It was reported [1] that ntp allows bypassing source IP ACLs on some OSes when ::1 spoofed. Upstream commits that fixes this: http://bk.ntp.org/ntp-stable/?PAGE=patch&REV=54922b65gDSbE4G7c3JjkuK1Tv33qQ http://bk.ntp.org/ntp-stable/?PAGE=patch&REV=5492d2879rotbnnuVch_ZC3RAfS8AA http://bk.ntp.org/ntp-stable/?PAGE=patch&REV=5496213frLaEz5PHLZVhuYjM7Lalkw [1]: http://bugs.ntp.org/2672
*** Bug 1189410 has been marked as a duplicate of this bug. ***
External References: http://support.ntp.org/bin/view/Main/SecurityNotice#1_can_be_spoofed_on_some_OSes_so
This phenomenon is discussed in the knowledgebase article: https://access.redhat.com/articles/1305723
ntp-4.2.6p5-20.fc20 has been pushed to the Fedora 20 stable repository. If problems still persist, please make note of it in this bug report.

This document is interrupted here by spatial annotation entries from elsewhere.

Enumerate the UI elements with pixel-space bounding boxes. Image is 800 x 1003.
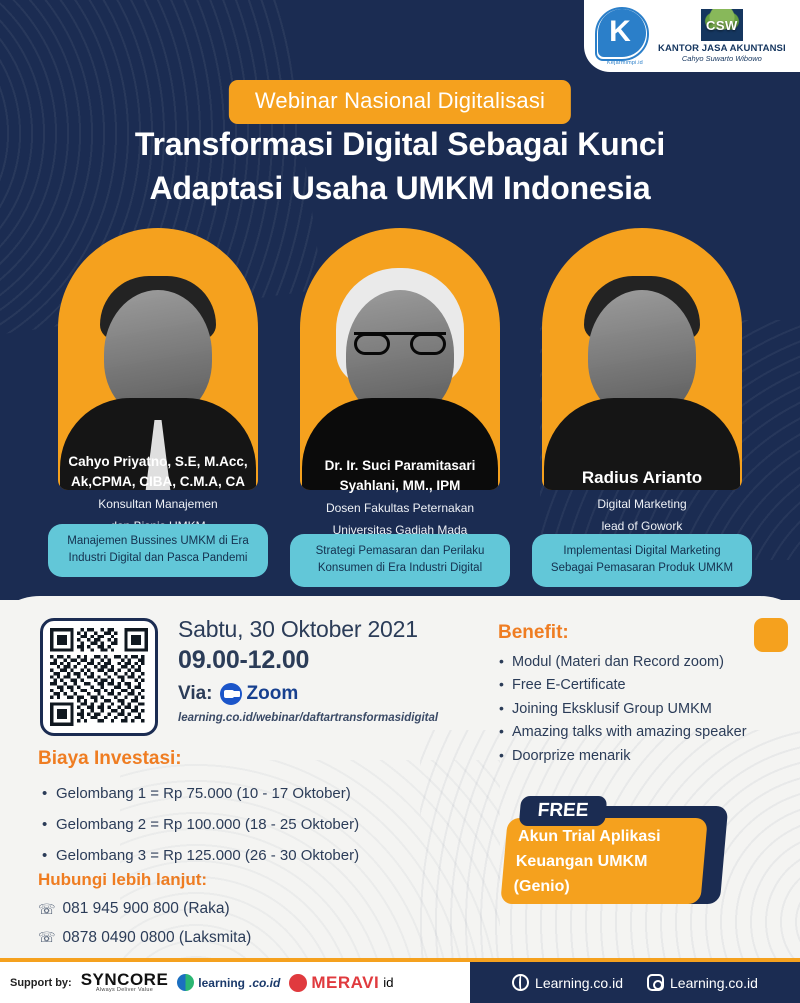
pricing-list: Gelombang 1 = Rp 75.000 (10 - 17 Oktober… bbox=[38, 778, 478, 872]
free-badge: FREE bbox=[519, 796, 608, 826]
csw-logo-block: CSW KANTOR JASA AKUNTANSI Cahyo Suwarto … bbox=[658, 9, 786, 63]
meravi-icon bbox=[289, 974, 307, 992]
video-camera-icon bbox=[220, 683, 242, 705]
free-offer-line2: Keuangan UMKM bbox=[516, 850, 692, 875]
meravi-name: MERAVI bbox=[311, 973, 379, 993]
glasses-icon bbox=[354, 332, 446, 354]
kejarmimpi-letter: K bbox=[594, 7, 646, 57]
benefit-section: Benefit: Modul (Materi dan Record zoom) … bbox=[498, 622, 788, 768]
speaker-photo-arch bbox=[542, 228, 742, 490]
phone-icon: ☏ bbox=[38, 901, 56, 918]
speakers-row: Cahyo Priyatno, S.E, M.Acc, Ak,CPMA, CIB… bbox=[44, 228, 756, 598]
globe-icon bbox=[512, 974, 529, 991]
learning-name: learning bbox=[198, 976, 245, 990]
logo-strip: K Kejarmimpi.id CSW KANTOR JASA AKUNTANS… bbox=[584, 0, 800, 72]
speaker-role-line1: Konsultan Manajemen bbox=[62, 496, 254, 513]
learning-suffix: .co.id bbox=[249, 976, 280, 990]
contact-row[interactable]: ☏ 0878 0490 0800 (Laksmita) bbox=[38, 929, 398, 948]
speaker-name-line1: Radius Arianto bbox=[546, 466, 738, 491]
speaker-topic: Implementasi Digital Marketing Sebagai P… bbox=[532, 534, 752, 587]
speaker-name-line1: Dr. Ir. Suci Paramitasari bbox=[304, 456, 496, 476]
event-date: Sabtu, 30 Oktober 2021 bbox=[178, 616, 438, 643]
speaker-card: Dr. Ir. Suci Paramitasari Syahlani, MM.,… bbox=[286, 228, 514, 598]
speaker-photo bbox=[300, 228, 500, 490]
pricing-section: Biaya Investasi: Gelombang 1 = Rp 75.000… bbox=[38, 748, 478, 872]
speaker-name-line2: Syahlani, MM., IPM bbox=[304, 476, 496, 496]
speaker-role-line1: Dosen Fakultas Peternakan bbox=[304, 500, 496, 517]
speaker-info: Dr. Ir. Suci Paramitasari Syahlani, MM.,… bbox=[300, 456, 500, 539]
list-item: Modul (Materi dan Record zoom) bbox=[498, 651, 788, 674]
speaker-photo-arch bbox=[58, 228, 258, 490]
contact-phone: 081 945 900 800 (Raka) bbox=[63, 900, 230, 919]
speaker-topic: Manajemen Bussines UMKM di Era Industri … bbox=[48, 524, 268, 577]
webinar-poster: K Kejarmimpi.id CSW KANTOR JASA AKUNTANS… bbox=[0, 0, 800, 1003]
speaker-role-line1: Digital Marketing bbox=[546, 496, 738, 513]
benefit-heading: Benefit: bbox=[498, 622, 788, 644]
learning-logo: learning .co.id bbox=[177, 974, 280, 991]
benefit-list: Modul (Materi dan Record zoom) Free E-Ce… bbox=[498, 651, 788, 768]
csw-tree-icon: CSW bbox=[701, 9, 743, 41]
title-line-1: Transformasi Digital Sebagai Kunci bbox=[0, 122, 800, 166]
website-link[interactable]: Learning.co.id bbox=[512, 974, 623, 991]
contact-phone: 0878 0490 0800 (Laksmita) bbox=[63, 929, 252, 948]
instagram-handle: Learning.co.id bbox=[670, 975, 758, 991]
event-schedule: Sabtu, 30 Oktober 2021 09.00-12.00 Via: … bbox=[178, 616, 438, 724]
contact-row[interactable]: ☏ 081 945 900 800 (Raka) bbox=[38, 900, 398, 919]
instagram-icon bbox=[647, 974, 664, 991]
speaker-card: Cahyo Priyatno, S.E, M.Acc, Ak,CPMA, CIB… bbox=[44, 228, 272, 598]
speaker-photo bbox=[58, 228, 258, 490]
syncore-logo: SYNCORE Always Deliver Value bbox=[81, 971, 169, 994]
platform-name: Zoom bbox=[247, 683, 299, 705]
list-item: Doorprize menarik bbox=[498, 745, 788, 768]
csw-mark-text: CSW bbox=[706, 18, 738, 33]
contact-section: Hubungi lebih lanjut: ☏ 081 945 900 800 … bbox=[38, 870, 398, 947]
free-offer-line1: Akun Trial Aplikasi bbox=[518, 825, 694, 850]
qr-code-icon bbox=[50, 628, 148, 726]
list-item: Gelombang 2 = Rp 100.000 (18 - 25 Oktobe… bbox=[38, 809, 478, 840]
event-platform-row: Via: Zoom bbox=[178, 683, 438, 705]
registration-url[interactable]: learning.co.id/webinar/daftartransformas… bbox=[178, 712, 438, 724]
via-label: Via: bbox=[178, 683, 213, 705]
kejarmimpi-tagline: Kejarmimpi.id bbox=[602, 60, 648, 66]
speaker-photo-arch bbox=[300, 228, 500, 490]
csw-line2: Cahyo Suwarto Wibowo bbox=[682, 54, 762, 63]
details-section: Sabtu, 30 Oktober 2021 09.00-12.00 Via: … bbox=[0, 600, 800, 960]
speaker-info: Cahyo Priyatno, S.E, M.Acc, Ak,CPMA, CIB… bbox=[58, 452, 258, 535]
pricing-heading: Biaya Investasi: bbox=[38, 748, 478, 770]
decorative-square bbox=[754, 618, 788, 652]
meravi-logo: MERAVI id bbox=[289, 973, 393, 993]
list-item: Gelombang 1 = Rp 75.000 (10 - 17 Oktober… bbox=[38, 778, 478, 809]
speaker-card: Radius Arianto Digital Marketing lead of… bbox=[528, 228, 756, 598]
list-item: Gelombang 3 = Rp 125.000 (26 - 30 Oktobe… bbox=[38, 840, 478, 871]
instagram-link[interactable]: Learning.co.id bbox=[647, 974, 758, 991]
free-offer-line3: (Genio) bbox=[514, 875, 690, 900]
list-item: Amazing talks with amazing speaker bbox=[498, 721, 788, 744]
website-handle: Learning.co.id bbox=[535, 975, 623, 991]
speaker-info: Radius Arianto Digital Marketing lead of… bbox=[542, 466, 742, 535]
speaker-photo bbox=[542, 228, 742, 490]
zoom-logo: Zoom bbox=[220, 683, 299, 705]
free-offer-card: FREE Akun Trial Aplikasi Keuangan UMKM (… bbox=[520, 796, 730, 904]
support-label: Support by: bbox=[10, 977, 72, 989]
title-line-2: Adaptasi Usaha UMKM Indonesia bbox=[0, 166, 800, 210]
sponsors-bar: Support by: SYNCORE Always Deliver Value… bbox=[0, 962, 470, 1003]
speaker-topic: Strategi Pemasaran dan Perilaku Konsumen… bbox=[290, 534, 510, 587]
page-title: Transformasi Digital Sebagai Kunci Adapt… bbox=[0, 122, 800, 210]
speaker-name-line1: Cahyo Priyatno, S.E, M.Acc, bbox=[62, 452, 254, 472]
learning-icon bbox=[177, 974, 194, 991]
phone-icon: ☏ bbox=[38, 929, 56, 946]
csw-line1: KANTOR JASA AKUNTANSI bbox=[658, 43, 786, 54]
kejarmimpi-logo-icon: K Kejarmimpi.id bbox=[594, 7, 652, 65]
social-bar: Learning.co.id Learning.co.id bbox=[470, 962, 800, 1003]
speaker-name-line2: Ak,CPMA, CIBA, C.M.A, CA bbox=[62, 472, 254, 492]
event-type-badge: Webinar Nasional Digitalisasi bbox=[229, 80, 571, 124]
free-offer-body: Akun Trial Aplikasi Keuangan UMKM (Genio… bbox=[500, 818, 708, 904]
event-time: 09.00-12.00 bbox=[178, 646, 438, 675]
qr-code-card[interactable] bbox=[40, 618, 158, 736]
list-item: Free E-Certificate bbox=[498, 674, 788, 697]
contact-heading: Hubungi lebih lanjut: bbox=[38, 870, 398, 890]
speaker-role-line2: lead of Gowork bbox=[546, 518, 738, 535]
meravi-suffix: id bbox=[383, 975, 393, 990]
list-item: Joining Eksklusif Group UMKM bbox=[498, 698, 788, 721]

ntp-4.2.6p5-27.fc21 has been pushed to the Fedora 21 stable repository. If problems still persist, please make note of it in this bug report.
Statement: This issue affects the versions of ntp as shipped with Red Hat Enterprise Linux 5. Red Hat Enterprise Linux 5 is now in Production 3 Phase of the support and maintenance life cycle. This has been rated as having Moderate security impact and is not currently planned to be addressed in future updates. For additional information, refer to the Red Hat Enterprise Linux Life Cycle: https://access.redhat.com/support/policy/updates/errata/. To mitigate this issue, you may use the ip6tables command to prevent spoofing of local addresses on any network interface other than the loopback interface. Refer to the Mitigation section on our KBase article: https://access.redhat.com/articles/1305723
This issue has been addressed in the following products: Red Hat Enterprise Linux 6 Via RHSA-2015:1459 https://rhn.redhat.com/errata/RHSA-2015-1459.html
The CVE-2014-9298 (and CVE-2014-9297) was rejected, apparently because of an incorrect use on some unspecified place, where ids were ids were probably swapped. CVE-2014-9751 is now expected to be used for the issue the CVE-2014-9298 previously referred to. This bug report was previously updated to replace rejected CVE id with the new one. However, as the rejected id was already used in a released RHSA and is still the only id listed on the upstream security pages, I'm re-adding the rejected id here. Released RHSA erratum was updated to also list the new CVE id as fixed.